Looking For The Fairytale

October 29, 2021

Owning a racehorse is an expensive hobby. The word “hobby” is deliberate as opposed to an expensive “business” because it’s generally felt that if an owner can recoup 60 percent of their outlay and training expenses they will have done well, writes Gary Lemke for GGGaming.bet

You often hear of the fairtytale stories, and those are the ones which keep owners going back to a Sales and having another go at making dreams come true. Louis The King was one such star. He was unwanted at the KZN Yearling Sale and later sold off for R60 000. He went on to become a Triple Crown winner in 2014, the first since Horse Chestnut.

Kommetdieding is another, also unwanted by expert eyes and sold to owner Ashwin Reynolds for R50 000. He went on to win last year’s Vodacom July. Katak, now aimed at an upcoming R11-million Grade One race in Singapore is another, also glossed over and sold to Marsh Shirtliff for around R50 000. Even the great Pocket Power was bought for R190 000 and earned R10-million in stakes.

But for every fairytale success story there are hundreds of expensive “failures”. Those are the ones you don’t hear about, but they are in the majority.

Yet, everyone is in the horse racing industry for a reason. Punters love to punt, they love the thrill of backing a winner. An owner gets various pleasures, but they come at a cost. However, no one is more important than the other in this sport. An entire stable consists of a well-oiled team, with the head trainer being the “face” of this stable.

On Sunday at Kenilworth the 2021 CTS Ready To Run Sale auction is being held at Kenilworth, with the gallops taking place on Friday at the course, followed by a day’s racing on Sunday. It’s an important event in the annual calendar and one in which owners get a chance to see their fancy galloping on the track, which talks to the “Ready To Run” theme.
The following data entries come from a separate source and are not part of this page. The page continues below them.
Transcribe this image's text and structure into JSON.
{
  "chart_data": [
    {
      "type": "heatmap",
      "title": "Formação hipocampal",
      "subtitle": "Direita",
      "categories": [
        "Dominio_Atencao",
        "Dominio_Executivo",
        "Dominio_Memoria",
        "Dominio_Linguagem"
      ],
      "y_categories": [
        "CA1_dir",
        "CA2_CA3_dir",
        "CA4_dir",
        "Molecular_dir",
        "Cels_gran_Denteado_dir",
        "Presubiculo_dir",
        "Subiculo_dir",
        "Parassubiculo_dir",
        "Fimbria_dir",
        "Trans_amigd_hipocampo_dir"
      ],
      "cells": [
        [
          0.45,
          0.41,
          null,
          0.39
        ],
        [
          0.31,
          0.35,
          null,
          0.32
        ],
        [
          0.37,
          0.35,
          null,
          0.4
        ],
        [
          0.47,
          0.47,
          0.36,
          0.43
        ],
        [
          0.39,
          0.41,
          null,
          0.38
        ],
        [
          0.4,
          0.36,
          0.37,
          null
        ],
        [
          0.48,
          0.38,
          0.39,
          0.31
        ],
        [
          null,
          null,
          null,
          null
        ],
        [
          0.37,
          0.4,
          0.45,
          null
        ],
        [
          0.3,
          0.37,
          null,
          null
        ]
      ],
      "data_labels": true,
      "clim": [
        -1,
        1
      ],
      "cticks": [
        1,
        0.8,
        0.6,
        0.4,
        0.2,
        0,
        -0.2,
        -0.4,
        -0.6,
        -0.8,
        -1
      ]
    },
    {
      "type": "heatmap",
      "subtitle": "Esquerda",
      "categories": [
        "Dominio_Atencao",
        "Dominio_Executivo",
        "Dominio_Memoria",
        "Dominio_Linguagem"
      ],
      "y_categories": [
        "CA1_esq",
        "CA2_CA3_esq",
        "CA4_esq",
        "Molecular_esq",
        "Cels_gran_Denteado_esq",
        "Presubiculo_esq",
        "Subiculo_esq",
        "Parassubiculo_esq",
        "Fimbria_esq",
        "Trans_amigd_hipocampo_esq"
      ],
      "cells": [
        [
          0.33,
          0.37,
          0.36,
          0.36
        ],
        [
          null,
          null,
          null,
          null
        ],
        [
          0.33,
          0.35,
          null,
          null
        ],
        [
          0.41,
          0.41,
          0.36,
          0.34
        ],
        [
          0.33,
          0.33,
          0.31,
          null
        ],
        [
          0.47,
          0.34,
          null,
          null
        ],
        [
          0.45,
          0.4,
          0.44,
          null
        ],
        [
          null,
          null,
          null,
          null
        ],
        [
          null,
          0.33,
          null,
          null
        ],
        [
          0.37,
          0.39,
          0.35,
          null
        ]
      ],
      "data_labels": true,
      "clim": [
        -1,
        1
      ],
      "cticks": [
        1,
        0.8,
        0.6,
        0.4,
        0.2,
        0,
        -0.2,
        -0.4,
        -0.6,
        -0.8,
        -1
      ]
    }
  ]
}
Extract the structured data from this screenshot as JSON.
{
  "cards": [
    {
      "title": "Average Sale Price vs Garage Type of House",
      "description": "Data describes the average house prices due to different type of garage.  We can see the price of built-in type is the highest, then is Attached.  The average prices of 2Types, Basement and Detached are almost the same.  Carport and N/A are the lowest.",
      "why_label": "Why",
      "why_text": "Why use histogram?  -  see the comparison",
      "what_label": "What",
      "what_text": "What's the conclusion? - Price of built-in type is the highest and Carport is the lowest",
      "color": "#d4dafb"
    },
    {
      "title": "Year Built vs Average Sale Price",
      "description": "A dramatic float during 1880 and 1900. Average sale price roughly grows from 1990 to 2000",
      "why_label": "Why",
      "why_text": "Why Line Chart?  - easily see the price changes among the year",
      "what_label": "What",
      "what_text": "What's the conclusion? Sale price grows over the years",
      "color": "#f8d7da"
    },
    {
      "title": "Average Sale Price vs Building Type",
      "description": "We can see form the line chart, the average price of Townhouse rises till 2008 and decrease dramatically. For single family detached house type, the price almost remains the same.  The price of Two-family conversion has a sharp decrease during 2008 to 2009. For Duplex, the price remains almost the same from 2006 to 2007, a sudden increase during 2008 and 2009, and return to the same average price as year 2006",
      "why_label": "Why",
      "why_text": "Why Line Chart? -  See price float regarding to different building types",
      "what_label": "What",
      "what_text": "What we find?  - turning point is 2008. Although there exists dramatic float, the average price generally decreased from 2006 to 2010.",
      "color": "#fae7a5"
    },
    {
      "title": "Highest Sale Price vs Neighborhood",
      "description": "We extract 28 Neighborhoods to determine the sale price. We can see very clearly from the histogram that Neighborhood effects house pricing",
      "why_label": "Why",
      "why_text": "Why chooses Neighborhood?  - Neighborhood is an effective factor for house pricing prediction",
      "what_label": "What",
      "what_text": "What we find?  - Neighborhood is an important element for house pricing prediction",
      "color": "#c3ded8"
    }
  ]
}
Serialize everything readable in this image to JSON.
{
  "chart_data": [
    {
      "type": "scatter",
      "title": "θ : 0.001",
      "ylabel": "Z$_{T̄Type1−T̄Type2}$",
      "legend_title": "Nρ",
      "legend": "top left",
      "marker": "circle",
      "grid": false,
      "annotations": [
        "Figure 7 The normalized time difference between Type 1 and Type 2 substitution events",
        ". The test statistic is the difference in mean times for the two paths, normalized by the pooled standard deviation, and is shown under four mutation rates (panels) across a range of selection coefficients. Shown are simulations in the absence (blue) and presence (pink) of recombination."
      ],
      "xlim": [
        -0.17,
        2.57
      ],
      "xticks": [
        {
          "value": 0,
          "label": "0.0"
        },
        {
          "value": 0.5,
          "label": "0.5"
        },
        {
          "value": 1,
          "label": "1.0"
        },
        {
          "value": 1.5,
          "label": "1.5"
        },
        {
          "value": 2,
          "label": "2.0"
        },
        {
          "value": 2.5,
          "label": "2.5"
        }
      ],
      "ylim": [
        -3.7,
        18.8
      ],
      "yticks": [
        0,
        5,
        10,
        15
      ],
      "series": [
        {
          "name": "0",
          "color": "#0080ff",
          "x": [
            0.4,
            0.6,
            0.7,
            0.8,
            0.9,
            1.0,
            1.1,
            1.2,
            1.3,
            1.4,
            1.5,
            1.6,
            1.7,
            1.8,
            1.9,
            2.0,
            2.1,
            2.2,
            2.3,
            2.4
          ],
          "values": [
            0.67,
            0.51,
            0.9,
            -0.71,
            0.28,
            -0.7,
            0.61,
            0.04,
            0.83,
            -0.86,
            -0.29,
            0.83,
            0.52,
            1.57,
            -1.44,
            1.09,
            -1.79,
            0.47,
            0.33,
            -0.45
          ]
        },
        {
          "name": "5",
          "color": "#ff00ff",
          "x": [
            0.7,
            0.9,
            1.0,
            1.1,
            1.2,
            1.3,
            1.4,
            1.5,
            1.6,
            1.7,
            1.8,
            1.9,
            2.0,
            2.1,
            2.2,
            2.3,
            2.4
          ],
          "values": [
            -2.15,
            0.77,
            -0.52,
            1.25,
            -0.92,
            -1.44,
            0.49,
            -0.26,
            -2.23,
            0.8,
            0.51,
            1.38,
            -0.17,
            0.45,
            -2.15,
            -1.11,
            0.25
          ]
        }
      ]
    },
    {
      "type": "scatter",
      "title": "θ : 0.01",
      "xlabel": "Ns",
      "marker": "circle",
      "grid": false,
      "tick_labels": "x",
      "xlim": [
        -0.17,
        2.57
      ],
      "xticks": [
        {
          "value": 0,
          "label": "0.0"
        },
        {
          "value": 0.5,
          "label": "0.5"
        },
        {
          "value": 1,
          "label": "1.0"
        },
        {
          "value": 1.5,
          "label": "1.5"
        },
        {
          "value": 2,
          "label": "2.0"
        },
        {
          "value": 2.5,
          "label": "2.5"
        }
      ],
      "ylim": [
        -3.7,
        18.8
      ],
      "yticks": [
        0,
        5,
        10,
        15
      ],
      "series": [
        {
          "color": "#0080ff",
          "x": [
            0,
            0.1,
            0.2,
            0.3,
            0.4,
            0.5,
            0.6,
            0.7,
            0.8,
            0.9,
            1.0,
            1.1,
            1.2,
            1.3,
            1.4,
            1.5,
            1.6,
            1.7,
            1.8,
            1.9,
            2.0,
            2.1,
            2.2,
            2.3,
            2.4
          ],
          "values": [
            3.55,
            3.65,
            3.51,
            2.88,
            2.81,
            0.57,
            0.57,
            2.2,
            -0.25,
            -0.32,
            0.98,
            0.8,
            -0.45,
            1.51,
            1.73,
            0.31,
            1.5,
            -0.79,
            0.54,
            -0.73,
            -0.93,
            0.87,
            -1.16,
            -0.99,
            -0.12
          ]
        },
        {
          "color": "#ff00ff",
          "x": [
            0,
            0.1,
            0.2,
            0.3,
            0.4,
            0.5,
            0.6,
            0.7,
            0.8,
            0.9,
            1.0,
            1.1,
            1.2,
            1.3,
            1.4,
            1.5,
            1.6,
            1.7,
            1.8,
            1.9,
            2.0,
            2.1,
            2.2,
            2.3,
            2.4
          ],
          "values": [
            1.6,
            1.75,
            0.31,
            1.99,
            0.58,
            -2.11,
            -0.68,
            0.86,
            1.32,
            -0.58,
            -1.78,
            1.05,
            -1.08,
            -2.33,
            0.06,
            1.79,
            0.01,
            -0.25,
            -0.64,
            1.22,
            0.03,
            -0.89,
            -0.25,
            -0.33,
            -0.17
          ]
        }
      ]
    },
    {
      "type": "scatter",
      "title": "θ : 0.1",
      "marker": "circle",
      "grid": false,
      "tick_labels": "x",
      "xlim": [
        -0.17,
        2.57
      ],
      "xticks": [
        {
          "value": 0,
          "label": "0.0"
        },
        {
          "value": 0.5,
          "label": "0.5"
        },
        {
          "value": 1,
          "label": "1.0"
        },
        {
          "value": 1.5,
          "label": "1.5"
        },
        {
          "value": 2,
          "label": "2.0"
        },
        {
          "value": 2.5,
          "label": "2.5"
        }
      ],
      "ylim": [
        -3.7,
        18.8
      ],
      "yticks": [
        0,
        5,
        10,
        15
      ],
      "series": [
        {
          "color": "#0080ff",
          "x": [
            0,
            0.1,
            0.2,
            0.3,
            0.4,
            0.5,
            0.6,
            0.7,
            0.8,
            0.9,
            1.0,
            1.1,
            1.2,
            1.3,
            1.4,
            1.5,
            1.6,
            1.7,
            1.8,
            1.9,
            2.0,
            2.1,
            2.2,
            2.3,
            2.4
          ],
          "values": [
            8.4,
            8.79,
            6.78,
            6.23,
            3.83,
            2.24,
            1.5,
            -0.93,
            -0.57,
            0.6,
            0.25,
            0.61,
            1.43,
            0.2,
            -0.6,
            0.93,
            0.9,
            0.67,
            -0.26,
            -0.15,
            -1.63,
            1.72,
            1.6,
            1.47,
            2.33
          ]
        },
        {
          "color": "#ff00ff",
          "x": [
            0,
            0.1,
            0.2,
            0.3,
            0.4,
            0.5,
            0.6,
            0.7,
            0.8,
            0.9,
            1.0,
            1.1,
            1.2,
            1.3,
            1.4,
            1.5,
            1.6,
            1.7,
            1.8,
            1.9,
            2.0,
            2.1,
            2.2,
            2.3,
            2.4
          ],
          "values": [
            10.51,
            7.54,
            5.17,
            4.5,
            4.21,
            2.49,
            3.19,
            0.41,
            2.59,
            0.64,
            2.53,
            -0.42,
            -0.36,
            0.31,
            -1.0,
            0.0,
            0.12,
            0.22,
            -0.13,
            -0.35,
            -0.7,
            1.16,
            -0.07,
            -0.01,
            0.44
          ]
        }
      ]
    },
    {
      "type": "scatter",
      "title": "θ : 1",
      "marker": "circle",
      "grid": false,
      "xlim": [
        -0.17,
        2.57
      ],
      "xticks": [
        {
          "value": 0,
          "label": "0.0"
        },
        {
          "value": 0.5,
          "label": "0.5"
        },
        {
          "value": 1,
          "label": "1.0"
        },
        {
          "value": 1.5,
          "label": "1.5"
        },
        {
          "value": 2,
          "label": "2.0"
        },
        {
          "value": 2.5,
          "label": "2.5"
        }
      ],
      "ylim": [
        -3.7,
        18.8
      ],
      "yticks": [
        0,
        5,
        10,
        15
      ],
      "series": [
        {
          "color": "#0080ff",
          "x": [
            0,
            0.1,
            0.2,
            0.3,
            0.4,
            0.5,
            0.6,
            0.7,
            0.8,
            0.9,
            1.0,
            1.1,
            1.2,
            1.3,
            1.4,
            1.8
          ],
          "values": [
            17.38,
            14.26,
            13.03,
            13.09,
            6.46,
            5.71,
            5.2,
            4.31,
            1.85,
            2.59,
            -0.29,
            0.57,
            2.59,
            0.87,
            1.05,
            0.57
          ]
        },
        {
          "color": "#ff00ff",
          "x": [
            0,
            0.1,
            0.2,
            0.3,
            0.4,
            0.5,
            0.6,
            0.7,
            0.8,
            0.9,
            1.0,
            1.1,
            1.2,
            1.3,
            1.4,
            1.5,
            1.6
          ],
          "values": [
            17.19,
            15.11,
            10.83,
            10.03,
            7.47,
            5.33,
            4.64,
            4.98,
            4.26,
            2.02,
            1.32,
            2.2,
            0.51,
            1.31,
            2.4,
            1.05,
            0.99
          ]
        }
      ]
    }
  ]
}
It’s considered less guesswork than viewing at a yearling sale, but then the price you pay is also higher.

Between Friday’s gallops and Sunday’s auction, which is also online, is the R900 000 CTS De Grendel Ready To Run Stakes over 1400m. This is a brilliant carrot for those buying at each year’s RTR Sale. Basically, 16 horses bought at the previous year’s Sale contest this race, with first place being R460 000 and stake money (R17 000) offered down to eighth. It’s a sort of “thank you” to those who attended the previous sale.

The betting suggests this year’s race is wide open, with the 7-01 joint favourites being the Eastern Cape raider Whatever Next, along with two Justin Snaith-trained fillies, Homely Girl and Queen Of Shadows. The latter is drawn No4 in this 1400m race, and the draw is of huge importance – although, strangely, in this event in previous years it hasn’t been of much significance, so bear that in mind.

Drawn worst of all is the Candice Bass-Robinson-trained Dancetildaylight who can’t be left out of anything. Aldo Domeyer rides and the stable has been in sublime form – as proven last weekend when winning both features. In this column last weekend we suggested backing the stable to win those two features and include Whoa Whoa Whoa in a multiple. It came home at 24-1, which was a tidy profit.

Bass-Robinson is still worth following this weekend and apart from Friday at Fairview, Tchaikovsky and Charlie Squadron catch my eye as a possible double on Saturday, and don’t ignore Dancetildaylight (pictured) in the main race. Perhaps take this filly and Homely Girl as floating bankers in the main race in the quartet.